LES CASTORS (ou l’histoire de l’Institut Luxembourgeois de Pensée Systémique)

Il était une fois, il y a bien longtemps, au siècle dernier, une petite famille de castors qui habitait dans les contrées boisées du pays appelé autrefois Comté d’Ermesinde.

Comme tous les castors, qui aiment autant la vie dans l’eau que celle sur terre, ils passaient leurs journées à planifier, construire et entretenir les canaux et réseaux. Ils adoraient aussi écouter les animaux de la forêt, les poissons et les grenouilles du ruisseau. Leur travail les passionnait.

Certains des castors étaient spécialisés dans la recherche des branches solides pour la construction de barrages solides, d’autres castors ‘géographes’ trouvaient les meilleurs emplacements.

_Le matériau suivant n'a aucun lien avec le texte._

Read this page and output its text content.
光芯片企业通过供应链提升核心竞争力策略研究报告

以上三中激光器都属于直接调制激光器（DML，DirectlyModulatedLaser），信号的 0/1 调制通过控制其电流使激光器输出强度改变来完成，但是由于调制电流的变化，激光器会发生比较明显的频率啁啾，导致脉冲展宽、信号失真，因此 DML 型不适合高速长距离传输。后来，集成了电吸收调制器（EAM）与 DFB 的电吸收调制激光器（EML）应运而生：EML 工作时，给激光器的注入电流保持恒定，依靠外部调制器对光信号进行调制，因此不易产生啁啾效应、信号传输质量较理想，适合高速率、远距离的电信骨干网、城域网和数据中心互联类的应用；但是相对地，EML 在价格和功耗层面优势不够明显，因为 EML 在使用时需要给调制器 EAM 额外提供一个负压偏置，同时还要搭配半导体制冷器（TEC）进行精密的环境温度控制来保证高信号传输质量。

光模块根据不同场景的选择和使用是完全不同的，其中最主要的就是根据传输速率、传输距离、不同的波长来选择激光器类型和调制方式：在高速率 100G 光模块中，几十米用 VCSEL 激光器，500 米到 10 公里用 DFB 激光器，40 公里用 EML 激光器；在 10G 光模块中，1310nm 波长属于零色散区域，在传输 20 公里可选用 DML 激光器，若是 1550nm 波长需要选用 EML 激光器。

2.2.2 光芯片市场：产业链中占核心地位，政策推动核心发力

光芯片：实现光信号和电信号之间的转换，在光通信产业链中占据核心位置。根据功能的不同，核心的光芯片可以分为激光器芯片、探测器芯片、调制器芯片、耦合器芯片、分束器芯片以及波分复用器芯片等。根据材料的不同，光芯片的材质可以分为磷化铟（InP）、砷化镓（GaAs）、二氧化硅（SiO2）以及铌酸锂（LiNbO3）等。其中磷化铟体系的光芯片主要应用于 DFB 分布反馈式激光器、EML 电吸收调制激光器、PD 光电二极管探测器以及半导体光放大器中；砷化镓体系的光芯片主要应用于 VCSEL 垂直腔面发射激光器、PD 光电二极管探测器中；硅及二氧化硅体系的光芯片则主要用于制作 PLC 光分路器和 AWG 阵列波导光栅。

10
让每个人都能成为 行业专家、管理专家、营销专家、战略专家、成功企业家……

Encore d’autres s’occupaient des jeunes castors et leurs transmettaient leur savoir-faire.

De temps en temps les castors se réunissaient après les longues journées de travail, avant de retrouver chacun son terrier douillet, pour se raconter des histoires, échanger sur la meilleure façon de construire des réseaux et aussi partager un bon repas.

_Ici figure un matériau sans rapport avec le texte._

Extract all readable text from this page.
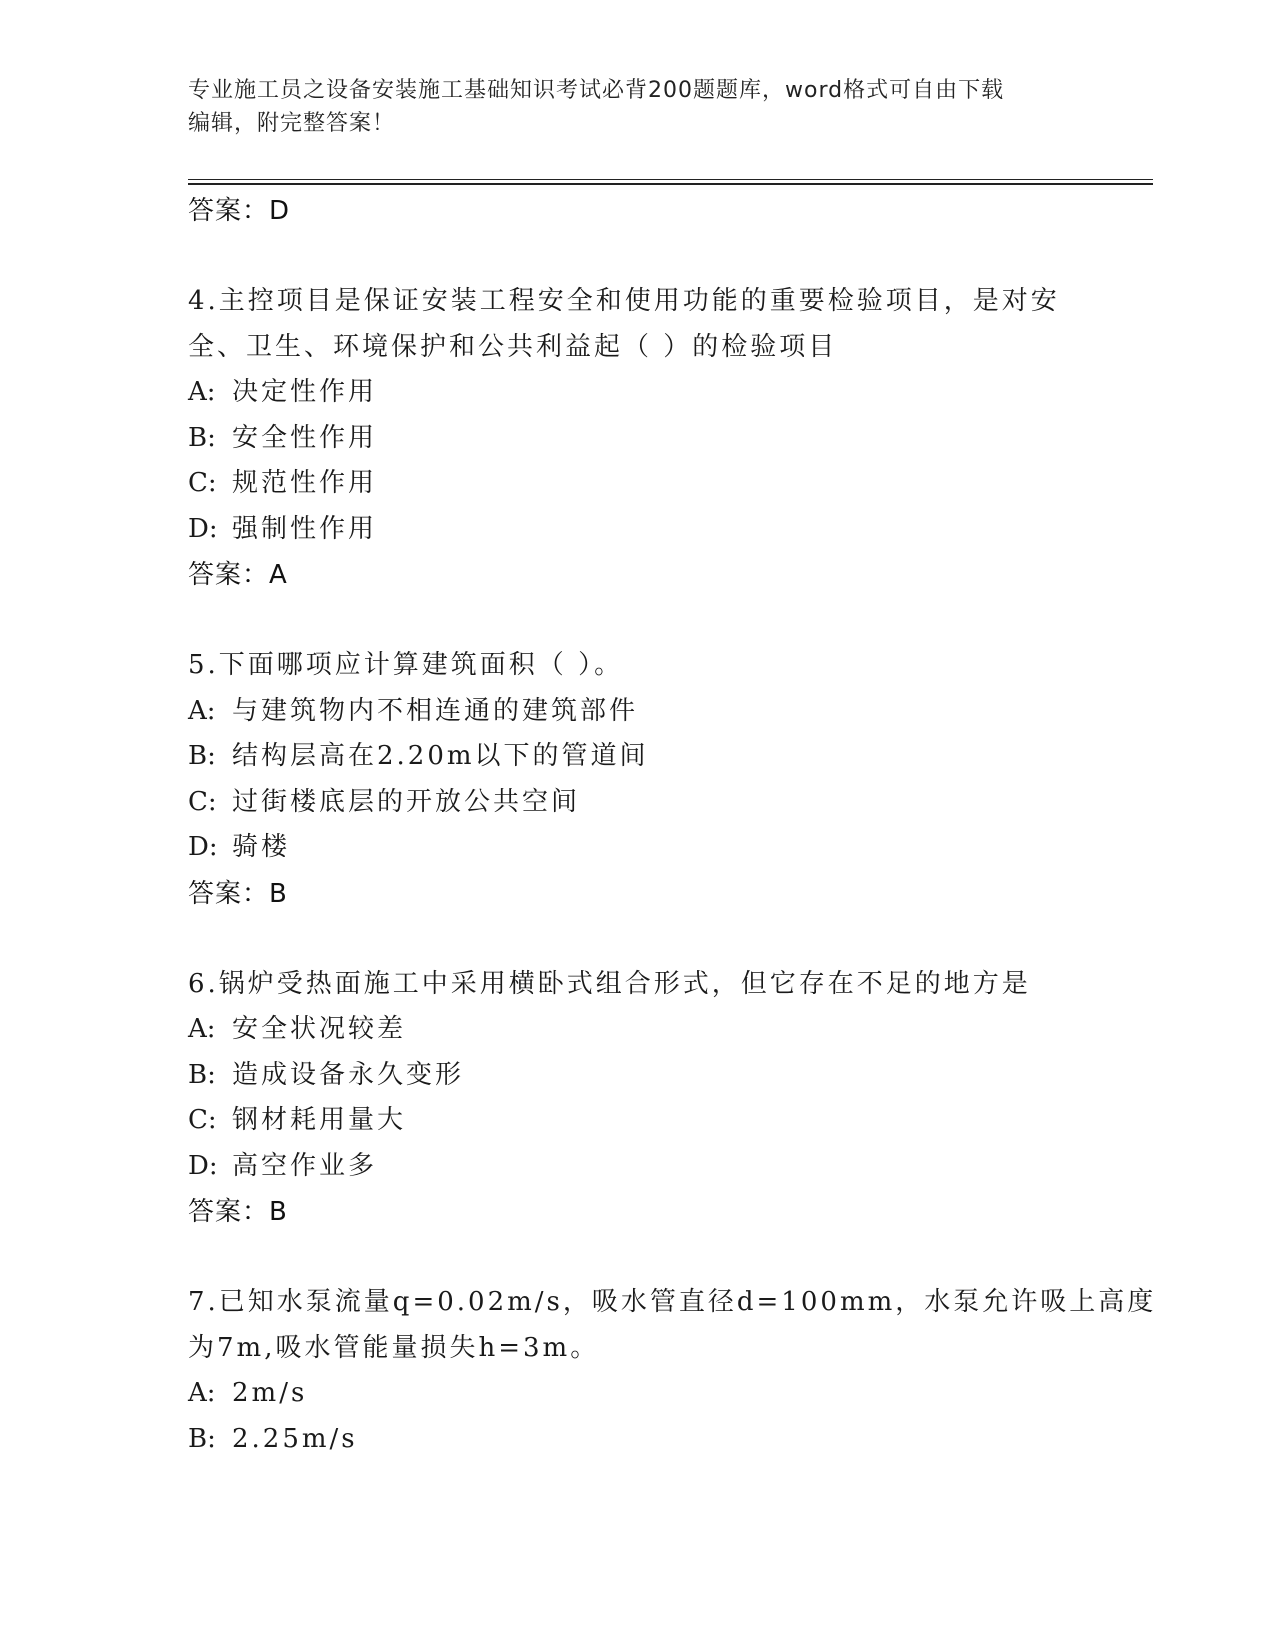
专业施工员之设备安装施工基础知识考试必背200题题库，word格式可自由下载
编辑，附完整答案！
答案：D
4.主控项目是保证安装工程安全和使用功能的重要检验项目，是对安
全、卫生、环境保护和公共利益起（ ）的检验项目
A: 决定性作用
B: 安全性作用
C: 规范性作用
D: 强制性作用
答案：A
5.下面哪项应计算建筑面积（ ）。
A: 与建筑物内不相连通的建筑部件
B: 结构层高在2.20m以下的管道间
C: 过街楼底层的开放公共空间
D: 骑楼
答案：B
6.锅炉受热面施工中采用横卧式组合形式，但它存在不足的地方是
A: 安全状况较差
B: 造成设备永久变形
C: 钢材耗用量大
D: 高空作业多
答案：B
7.已知水泵流量q=0.02m/s，吸水管直径d=100mm，水泵允许吸上高度
为7m,吸水管能量损失h=3m。
A: 2m/s
B: 2.25m/s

Après de nombreuses années, les castors avaient fini par perdre un peu de leur énergie; bien qu’ils n’arrêtaient pas de construire, ils se sentaient fatigués pour continuer leurs discussions. Même s’ils  n’avaient pas l’habitude de se reposer pour hiberner, comme le font les hérissons, les loirs et les marmottes, ils décidèrent d’arrêter leurs échanges pour quelque temps.

Après un long hiver, les castors ont commencé comme tout bon rongeur à se reproduire. La communauté s’est aussi agrandie en accueillant des castors immigrés, venus voir si l’herbe ou plutôt le bois était plus tendre de ce côté du fleuve.

Cette sève fraiche a amené les castors à se moderniser. Ils ont fait appel aux esprits des réseaux résolus à câbler l’infini et ont informatisé leur barrage pour le mettre en réseau avec les autres castors du monde entier intéressés par leur petit barrage. Ils se sont aussi affiliés au mouvement européen de défense et de promotion des idées des castors qui pensent que toute communauté de castor appartient à un écosystème et se doit d’en tenir compte pour vivre en harmonie ! Ils sont d’ailleurs prêt à aller porter leurs idée jusqu’à Athènes chez le grand Castor et son frère Pollux.

Il a fallu ensuite s’adapter au changement de courant du fleuve luxembourgeois et s’activer pour ne pas finir sur une voie de delta non irriguée et vouée à la sécheresse. Pour ça il a fallu s’accorder ou se raccorder à la nouvelle source, comprendre la loi des marées et en bon ingénieurs des fluides et des systèmes, s’adapter aux nouvelles règles du fleuve et repositionner le barrage pour garder une eau claire et vivifiante.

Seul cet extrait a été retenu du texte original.